Fort heureusement une réédition Cd de deux mille quinze, concurrence sérieusement l’édition originale, avec un prix très raisonnable, mais ce n’est pas tout, le son est remastérisé et impeccable, de plus un second Cd est adjoint, doublant la durée initiale avec les enregistrements complets de la session. De quoi donner à réfléchir.
C’est le premier album de David S.Ware en maître de séance, il a vingt-sept ans et lead la formation « Apogée » avec Cooper-Moore au piano et Marc Edwards à la batterie. David S.Ware a enregistré avec ce dernier sur l’album « Dark To Themselves » de Cecil Taylor l’année précédente. « Apogée » a également joué en première partie de Sonny Rollins au Village Vanguard en 1973.
Cet album est vraiment bon, très différent de la démarche d’un Charles Gayle, David ne creuse pas le sillon d’Ayler mais plutôt celui de Coltrane dont il suit la trame spirituelle, c’est particulièrement sur la première pièce « Prayer » mais aussi sur le décapant « A Primary Piece # 1 » que l’on s’émerveille de ses immenses qualités de soliste, bien soutenu par Cooper-Moore qui joue dans l’esprit de Cecil Taylor.
Tel qu’il se présente au format original, avec ses quatre pièces, l’album est vraiment au top, un des meilleurs de David, avec une énergie dantesque. Alors que valent les cinq autres pièces extirpées de la session d’époque au Studio C.I. Recording ?

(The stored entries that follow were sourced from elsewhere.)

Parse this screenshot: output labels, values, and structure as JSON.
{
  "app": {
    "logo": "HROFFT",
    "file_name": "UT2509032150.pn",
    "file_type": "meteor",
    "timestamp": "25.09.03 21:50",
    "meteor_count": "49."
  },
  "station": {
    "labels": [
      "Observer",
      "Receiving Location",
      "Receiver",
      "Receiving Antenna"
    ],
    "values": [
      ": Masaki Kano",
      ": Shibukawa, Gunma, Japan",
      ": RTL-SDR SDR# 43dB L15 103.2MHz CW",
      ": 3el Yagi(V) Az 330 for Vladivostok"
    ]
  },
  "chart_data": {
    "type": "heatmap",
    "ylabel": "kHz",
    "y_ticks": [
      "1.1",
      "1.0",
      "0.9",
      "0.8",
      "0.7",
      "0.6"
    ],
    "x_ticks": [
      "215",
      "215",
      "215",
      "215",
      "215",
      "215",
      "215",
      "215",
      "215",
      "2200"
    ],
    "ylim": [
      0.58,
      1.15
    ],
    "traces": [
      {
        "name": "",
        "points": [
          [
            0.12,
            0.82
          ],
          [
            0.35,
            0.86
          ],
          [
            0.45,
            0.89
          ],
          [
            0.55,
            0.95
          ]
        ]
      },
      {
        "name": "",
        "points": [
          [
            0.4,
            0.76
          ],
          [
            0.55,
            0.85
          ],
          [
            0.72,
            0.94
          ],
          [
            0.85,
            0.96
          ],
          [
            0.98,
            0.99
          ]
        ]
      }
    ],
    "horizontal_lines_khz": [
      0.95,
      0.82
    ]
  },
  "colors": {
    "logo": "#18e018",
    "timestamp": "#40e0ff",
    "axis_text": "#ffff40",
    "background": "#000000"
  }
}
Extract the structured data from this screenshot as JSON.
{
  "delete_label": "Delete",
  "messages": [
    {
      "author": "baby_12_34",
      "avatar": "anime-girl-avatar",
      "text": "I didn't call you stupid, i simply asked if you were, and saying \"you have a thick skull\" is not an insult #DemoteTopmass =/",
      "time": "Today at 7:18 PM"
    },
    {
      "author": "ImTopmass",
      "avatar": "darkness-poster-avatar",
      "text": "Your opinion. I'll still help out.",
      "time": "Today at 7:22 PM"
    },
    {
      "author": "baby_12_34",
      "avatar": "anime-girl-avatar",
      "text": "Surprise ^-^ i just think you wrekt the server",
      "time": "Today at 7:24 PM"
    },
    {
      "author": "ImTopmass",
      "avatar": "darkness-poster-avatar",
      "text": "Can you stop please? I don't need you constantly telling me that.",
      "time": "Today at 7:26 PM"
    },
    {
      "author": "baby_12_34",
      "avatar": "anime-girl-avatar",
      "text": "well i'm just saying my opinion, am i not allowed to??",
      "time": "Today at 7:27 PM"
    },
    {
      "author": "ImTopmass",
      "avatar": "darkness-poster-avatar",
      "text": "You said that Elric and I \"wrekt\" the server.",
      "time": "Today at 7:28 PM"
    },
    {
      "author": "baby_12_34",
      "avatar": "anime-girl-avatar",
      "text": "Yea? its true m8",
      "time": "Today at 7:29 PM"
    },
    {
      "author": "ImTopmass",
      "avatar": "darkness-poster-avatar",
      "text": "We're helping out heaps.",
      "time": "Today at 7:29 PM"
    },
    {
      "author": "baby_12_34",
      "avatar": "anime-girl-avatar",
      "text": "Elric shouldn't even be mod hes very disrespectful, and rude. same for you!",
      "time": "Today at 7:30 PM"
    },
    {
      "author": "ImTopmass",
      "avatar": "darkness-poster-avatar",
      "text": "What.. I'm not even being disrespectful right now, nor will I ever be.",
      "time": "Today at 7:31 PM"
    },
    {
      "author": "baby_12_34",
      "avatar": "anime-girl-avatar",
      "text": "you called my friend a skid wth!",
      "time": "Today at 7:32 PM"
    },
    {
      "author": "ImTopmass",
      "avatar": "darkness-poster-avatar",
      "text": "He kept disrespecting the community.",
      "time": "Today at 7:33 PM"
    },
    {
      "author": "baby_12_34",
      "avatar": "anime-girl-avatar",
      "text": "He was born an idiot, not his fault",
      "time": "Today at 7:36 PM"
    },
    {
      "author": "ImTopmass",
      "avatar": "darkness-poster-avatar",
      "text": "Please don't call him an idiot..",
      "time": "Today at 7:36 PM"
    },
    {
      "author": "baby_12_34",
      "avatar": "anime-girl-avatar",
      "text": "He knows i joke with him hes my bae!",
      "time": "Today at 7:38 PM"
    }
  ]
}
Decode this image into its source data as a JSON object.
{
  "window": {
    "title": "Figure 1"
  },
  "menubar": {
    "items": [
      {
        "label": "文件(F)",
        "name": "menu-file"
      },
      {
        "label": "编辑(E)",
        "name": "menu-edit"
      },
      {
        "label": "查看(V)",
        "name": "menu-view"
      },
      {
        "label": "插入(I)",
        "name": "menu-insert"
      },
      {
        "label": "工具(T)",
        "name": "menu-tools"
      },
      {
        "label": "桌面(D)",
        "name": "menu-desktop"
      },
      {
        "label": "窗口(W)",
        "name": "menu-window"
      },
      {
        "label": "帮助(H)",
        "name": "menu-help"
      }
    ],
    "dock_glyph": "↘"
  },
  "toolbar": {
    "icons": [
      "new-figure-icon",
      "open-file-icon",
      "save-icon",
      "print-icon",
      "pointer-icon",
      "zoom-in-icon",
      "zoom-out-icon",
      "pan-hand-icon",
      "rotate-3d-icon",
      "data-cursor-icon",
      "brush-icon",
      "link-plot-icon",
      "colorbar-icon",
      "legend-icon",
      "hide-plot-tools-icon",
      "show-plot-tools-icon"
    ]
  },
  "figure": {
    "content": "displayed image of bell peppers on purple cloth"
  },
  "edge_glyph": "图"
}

Ça commence plutôt haut avec une autre version de « Prayer », un peu plus courte, douze minutes seulement, mais la même ferveur, un final un peu plus emphatique cependant. « Cry » est plus free avec le saxo très à l’avant, un Cooper-Moore lyrique et un Marc Edwards répétitif et entêté. « Stop Time » est également bien secoué, avec des breaks puis des envolées, et ainsi de suite, souvent frénétique, parfois lyrique, juste ébouriffant après chaque courte pause…
Ashimba est la seule pièce qui ne soit pas signée David S.Ware mais Cooper-Moore, elle dure moins de trois minutes et se présente comme une pause un peu hors sujet, pourtant la pièce est vraiment chouette, puis l’album se termine par David en solo…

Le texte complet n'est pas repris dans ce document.